Tuesday, April 29, 2014

Surveys with Grade Twos Using Forms

Surveys with Grade Twos

As part of our data analysis unit in math this year, my students did surveys using Google Forms. The specific outcome from the Alberta math curriculum is: gather and record data about self and others to answer questions.

In Class Paper Surveys First

Students started with doing a paper survey in class first as a part of centres. We discussed how disruptive it was for the people being surveyed as they were constantly being interrupted. We discussed that doing a digital survey would allow people to do the survey when they had time. 

Planning Step

The first step I had my students do was plan their questions and answers on paper. I helped students edit and revise as necessary. 


This was the first time my students had made a form, so I led them through a step by step lesson of how to create a new form. To keep things simple, I had them select all the boxes for checkmarks at the top and have none selected at the bottom. Next time I would likely change these options. By selecting all the checkmarks at the top, it limited our surveys to EPSB staff and students only.

Email, Twitter, Google+

Once the students had completed their forms, they had to send it to me, so that I had the link. I created a page on my class website with link to all the surveys. I emailed, tweeted and posted the link the website to my contacts so that students would have more than just their peers answer. 

I also gave students time to answer their classmates surveys, which they enjoyed.

The Results Show

After a week or so, I had my students look at the results of their surveys. To do this, they opened their form again. At the top, they select Responses which had the number of people who had completed their survey in brackets. They then selected Summary of responses. This opens a new tab with a pie chart, percentages and whole numbers about the data. 

Students used the information from the Summary of responses page to answer questions about their survey: Reading Your Results. This was completed as a pencil and paper activity.

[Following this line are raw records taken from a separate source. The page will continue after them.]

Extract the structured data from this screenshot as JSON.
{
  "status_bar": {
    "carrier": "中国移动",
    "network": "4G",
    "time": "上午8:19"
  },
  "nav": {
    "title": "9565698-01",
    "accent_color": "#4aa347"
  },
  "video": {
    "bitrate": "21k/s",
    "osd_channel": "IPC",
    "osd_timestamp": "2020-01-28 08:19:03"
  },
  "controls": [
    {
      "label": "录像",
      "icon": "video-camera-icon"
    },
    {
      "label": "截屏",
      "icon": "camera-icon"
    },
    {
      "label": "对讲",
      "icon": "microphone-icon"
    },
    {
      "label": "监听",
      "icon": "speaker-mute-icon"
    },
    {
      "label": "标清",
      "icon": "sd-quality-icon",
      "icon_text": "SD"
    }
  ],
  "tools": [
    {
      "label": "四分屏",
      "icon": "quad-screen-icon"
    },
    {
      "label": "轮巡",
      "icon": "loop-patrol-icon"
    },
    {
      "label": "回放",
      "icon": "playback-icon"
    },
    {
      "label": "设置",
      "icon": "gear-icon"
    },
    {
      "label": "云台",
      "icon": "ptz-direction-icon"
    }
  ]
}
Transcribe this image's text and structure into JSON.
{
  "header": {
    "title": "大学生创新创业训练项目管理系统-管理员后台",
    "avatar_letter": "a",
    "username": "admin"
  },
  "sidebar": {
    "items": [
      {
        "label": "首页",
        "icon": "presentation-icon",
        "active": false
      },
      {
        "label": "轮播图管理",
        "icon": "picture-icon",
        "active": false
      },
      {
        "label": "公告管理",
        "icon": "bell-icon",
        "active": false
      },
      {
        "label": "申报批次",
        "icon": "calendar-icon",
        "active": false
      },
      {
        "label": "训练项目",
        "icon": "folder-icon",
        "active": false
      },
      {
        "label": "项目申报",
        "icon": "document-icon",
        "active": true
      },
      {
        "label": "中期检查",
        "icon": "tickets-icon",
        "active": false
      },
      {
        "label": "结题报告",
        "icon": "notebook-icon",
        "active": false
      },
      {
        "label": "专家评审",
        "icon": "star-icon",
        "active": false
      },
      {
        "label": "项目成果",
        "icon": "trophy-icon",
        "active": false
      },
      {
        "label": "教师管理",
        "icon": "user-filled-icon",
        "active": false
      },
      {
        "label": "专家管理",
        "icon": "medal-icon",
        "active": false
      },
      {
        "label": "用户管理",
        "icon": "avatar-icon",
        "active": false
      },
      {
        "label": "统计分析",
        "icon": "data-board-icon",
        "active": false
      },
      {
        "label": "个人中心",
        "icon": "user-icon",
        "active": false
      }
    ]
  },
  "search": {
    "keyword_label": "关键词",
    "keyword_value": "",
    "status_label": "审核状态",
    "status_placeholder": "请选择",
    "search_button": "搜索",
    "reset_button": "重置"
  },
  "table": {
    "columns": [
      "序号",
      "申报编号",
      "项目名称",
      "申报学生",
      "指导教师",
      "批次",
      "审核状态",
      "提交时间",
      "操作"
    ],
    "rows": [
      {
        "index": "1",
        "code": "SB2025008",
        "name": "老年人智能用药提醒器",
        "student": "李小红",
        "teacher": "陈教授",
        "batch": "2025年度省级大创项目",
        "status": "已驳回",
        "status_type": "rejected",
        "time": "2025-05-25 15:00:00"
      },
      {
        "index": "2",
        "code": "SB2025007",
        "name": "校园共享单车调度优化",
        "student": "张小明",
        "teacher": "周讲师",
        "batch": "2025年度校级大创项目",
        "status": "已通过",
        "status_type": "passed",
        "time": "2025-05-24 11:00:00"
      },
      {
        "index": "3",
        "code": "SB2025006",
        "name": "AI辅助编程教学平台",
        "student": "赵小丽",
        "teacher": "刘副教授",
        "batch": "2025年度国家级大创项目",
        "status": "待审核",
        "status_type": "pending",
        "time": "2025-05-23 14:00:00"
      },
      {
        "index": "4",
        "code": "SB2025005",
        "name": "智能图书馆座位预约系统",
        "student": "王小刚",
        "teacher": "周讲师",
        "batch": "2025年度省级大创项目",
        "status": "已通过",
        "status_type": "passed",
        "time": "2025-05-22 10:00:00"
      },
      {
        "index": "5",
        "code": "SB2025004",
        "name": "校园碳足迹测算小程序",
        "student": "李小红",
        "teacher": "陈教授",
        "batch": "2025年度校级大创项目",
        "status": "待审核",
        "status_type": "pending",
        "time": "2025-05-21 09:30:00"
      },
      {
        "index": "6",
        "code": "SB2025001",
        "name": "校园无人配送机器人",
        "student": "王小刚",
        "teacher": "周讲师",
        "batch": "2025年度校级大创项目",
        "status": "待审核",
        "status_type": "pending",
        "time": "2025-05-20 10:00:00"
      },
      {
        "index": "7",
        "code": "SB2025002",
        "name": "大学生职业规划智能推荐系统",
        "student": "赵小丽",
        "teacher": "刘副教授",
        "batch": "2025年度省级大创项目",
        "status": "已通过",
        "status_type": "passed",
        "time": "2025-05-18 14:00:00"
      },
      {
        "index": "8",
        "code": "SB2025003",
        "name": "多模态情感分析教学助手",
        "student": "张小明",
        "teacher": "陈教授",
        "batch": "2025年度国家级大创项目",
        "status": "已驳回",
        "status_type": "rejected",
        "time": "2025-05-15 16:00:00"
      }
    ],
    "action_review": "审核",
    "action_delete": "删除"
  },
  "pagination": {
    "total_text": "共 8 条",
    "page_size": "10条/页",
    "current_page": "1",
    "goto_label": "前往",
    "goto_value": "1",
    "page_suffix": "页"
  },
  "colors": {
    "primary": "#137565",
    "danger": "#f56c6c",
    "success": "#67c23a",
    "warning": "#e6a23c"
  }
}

One weird thing that happened was the status bar. I told students that the status bar showed 100% when you had completed a survey, so it was a good way to keep track of which surveys you had answered and which you had not if you lost track. However, what we noticed is that it showed 100% as soon as they opened up a new survey to take.

Next Year

I will definitely do this again next year. It needs some refinement. I would love to hear tips and suggestions!